Day 161 doesn’t hang on the walls, yet, but stands on an easel, instead -- sometimes by the front door, where students file into the library, and sometimes by the back door, where they file out. 

“What Lil Man See, Lil Man Do” is different from the other art here, says media specialist Peggy Makepeace, in both style and subject.

It’s a simple scene. A man and his son sit tucked into the couch, newspaper open in front of the man, book open in front of the boy, who’s slouching so low, only long fingers and legs appear. 

It’s different from the other art, and the students at Hugh Goodwin have noticed. Especially the black students.

Who is the man? they ask. Who is the boy? Where are they? Who made this?

The man is a father. The boy is a son. They’re on their couch, at home, reading. The artist lives in St. Louis, she tells them. 

And he’s painting one of these every day.

Makepeace’s son, Russell Makepeace, lives in St. Louis and has followed the career of the artist, Cbabi Bayoc, for years. He and his family, who live in the city, eat frequently at Sweet Art, the restaurant run by Bayoc and his wife. And when he heard of Bayoc’s project of painting an image of black fatherhood every day of the year, Makepeace wanted to have one.

The piece he bought for his mother now lives in the town where he was raised. Here, nearly half of the 450 children are minorities, and 53 percent are from single-parent homes. 

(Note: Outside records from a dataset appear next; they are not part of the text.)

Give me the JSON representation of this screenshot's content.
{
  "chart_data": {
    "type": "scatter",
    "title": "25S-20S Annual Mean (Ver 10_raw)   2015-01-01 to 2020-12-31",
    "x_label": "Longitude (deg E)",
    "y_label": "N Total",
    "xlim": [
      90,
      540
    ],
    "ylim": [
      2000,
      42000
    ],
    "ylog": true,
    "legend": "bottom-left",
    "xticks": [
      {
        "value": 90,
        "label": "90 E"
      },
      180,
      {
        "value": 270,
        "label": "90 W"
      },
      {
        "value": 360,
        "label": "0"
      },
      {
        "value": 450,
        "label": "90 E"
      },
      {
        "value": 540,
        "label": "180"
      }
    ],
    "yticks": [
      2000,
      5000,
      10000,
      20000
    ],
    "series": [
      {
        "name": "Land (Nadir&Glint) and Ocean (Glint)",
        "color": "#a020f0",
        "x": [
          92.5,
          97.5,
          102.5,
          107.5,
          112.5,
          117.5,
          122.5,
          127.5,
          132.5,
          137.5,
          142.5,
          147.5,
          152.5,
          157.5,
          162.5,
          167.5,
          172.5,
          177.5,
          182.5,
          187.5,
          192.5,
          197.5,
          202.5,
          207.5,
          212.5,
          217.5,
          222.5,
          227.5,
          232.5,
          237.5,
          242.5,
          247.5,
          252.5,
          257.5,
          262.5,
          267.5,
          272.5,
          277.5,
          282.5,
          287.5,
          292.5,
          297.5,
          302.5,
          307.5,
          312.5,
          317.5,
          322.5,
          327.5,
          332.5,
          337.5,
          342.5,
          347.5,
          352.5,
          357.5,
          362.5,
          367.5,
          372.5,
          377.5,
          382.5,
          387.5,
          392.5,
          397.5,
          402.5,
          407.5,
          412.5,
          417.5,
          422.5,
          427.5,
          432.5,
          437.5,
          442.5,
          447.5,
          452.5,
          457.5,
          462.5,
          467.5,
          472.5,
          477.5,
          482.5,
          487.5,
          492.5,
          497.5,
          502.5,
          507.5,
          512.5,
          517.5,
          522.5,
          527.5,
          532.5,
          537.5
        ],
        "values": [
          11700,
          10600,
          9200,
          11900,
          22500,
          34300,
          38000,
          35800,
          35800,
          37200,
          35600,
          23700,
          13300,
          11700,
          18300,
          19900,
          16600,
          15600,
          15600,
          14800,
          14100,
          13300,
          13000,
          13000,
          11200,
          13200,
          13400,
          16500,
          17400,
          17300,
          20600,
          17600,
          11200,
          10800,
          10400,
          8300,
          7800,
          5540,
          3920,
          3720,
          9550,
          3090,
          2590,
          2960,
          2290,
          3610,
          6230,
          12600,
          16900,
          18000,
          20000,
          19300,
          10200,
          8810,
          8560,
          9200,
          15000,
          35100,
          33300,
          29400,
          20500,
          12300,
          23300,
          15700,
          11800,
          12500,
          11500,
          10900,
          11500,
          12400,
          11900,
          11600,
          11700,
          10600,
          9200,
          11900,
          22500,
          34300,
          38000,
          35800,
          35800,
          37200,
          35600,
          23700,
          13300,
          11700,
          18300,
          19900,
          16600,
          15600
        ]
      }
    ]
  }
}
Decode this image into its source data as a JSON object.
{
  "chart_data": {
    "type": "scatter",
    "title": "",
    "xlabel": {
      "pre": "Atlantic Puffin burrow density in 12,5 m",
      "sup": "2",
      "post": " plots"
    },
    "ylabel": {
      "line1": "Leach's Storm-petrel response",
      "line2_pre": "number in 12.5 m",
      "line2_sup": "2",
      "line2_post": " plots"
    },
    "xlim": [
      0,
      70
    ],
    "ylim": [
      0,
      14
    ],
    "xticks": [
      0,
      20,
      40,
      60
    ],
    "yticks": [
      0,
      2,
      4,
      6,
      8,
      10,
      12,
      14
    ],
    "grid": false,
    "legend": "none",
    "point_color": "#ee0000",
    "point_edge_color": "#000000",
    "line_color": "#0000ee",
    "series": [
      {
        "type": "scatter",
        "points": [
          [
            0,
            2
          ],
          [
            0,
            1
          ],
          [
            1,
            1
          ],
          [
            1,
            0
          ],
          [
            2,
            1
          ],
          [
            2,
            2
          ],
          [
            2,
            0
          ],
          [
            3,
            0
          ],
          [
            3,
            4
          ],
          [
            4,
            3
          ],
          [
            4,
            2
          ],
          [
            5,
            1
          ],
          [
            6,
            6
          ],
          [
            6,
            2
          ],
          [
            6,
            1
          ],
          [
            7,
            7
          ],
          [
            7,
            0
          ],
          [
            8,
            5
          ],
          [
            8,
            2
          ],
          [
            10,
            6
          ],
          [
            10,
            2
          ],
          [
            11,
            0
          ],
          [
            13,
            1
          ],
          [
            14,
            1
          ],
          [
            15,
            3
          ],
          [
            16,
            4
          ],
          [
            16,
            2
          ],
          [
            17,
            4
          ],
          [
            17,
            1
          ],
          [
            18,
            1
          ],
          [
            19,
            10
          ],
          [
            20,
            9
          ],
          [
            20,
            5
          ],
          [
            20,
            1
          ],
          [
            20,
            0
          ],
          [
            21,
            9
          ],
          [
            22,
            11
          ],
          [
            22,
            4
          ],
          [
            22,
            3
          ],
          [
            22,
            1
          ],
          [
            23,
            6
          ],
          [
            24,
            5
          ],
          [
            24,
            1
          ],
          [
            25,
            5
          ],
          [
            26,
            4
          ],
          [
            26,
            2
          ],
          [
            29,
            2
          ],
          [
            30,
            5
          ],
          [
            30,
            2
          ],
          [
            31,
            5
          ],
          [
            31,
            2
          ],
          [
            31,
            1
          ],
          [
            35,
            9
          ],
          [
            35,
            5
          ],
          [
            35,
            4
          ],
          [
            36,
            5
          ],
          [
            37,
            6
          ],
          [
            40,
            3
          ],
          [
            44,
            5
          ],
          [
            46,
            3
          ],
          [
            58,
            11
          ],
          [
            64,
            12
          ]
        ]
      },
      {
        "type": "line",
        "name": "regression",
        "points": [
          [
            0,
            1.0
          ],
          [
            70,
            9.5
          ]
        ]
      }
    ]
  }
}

Peggy Makepeace sees the challenges those kids face every day. This piece shows a scene that many aren’t familiar with. And for some, it’s gotten them thinking.

“It’s opened up a lot of conversations with kids that normally don’t talk about the picture itself,” she says. “They don’t ask questions about the characters in the pictures.”

With this one, though, they do. 

Bayoc’s doing important and hard work, Russell Makepeace thinks, and he wants that work to get out of St. Louis into places where it’s also needed. He hopes the kids are talking about the piece at home like they are at school.

But it’s important, too, that it’s just there, showing instead of telling. A man and his son sit tucked into the couch, together, reading. 

“This can be normal,” he says. 

There are so many stories of young black children without their fathers. And at this school, there are so many young black children without their fathers. For many of them, their dads just aren’t in the picture, Peggy Makepeace says.

And then, they come to the library.

“The daddy’s in the picture in this one.”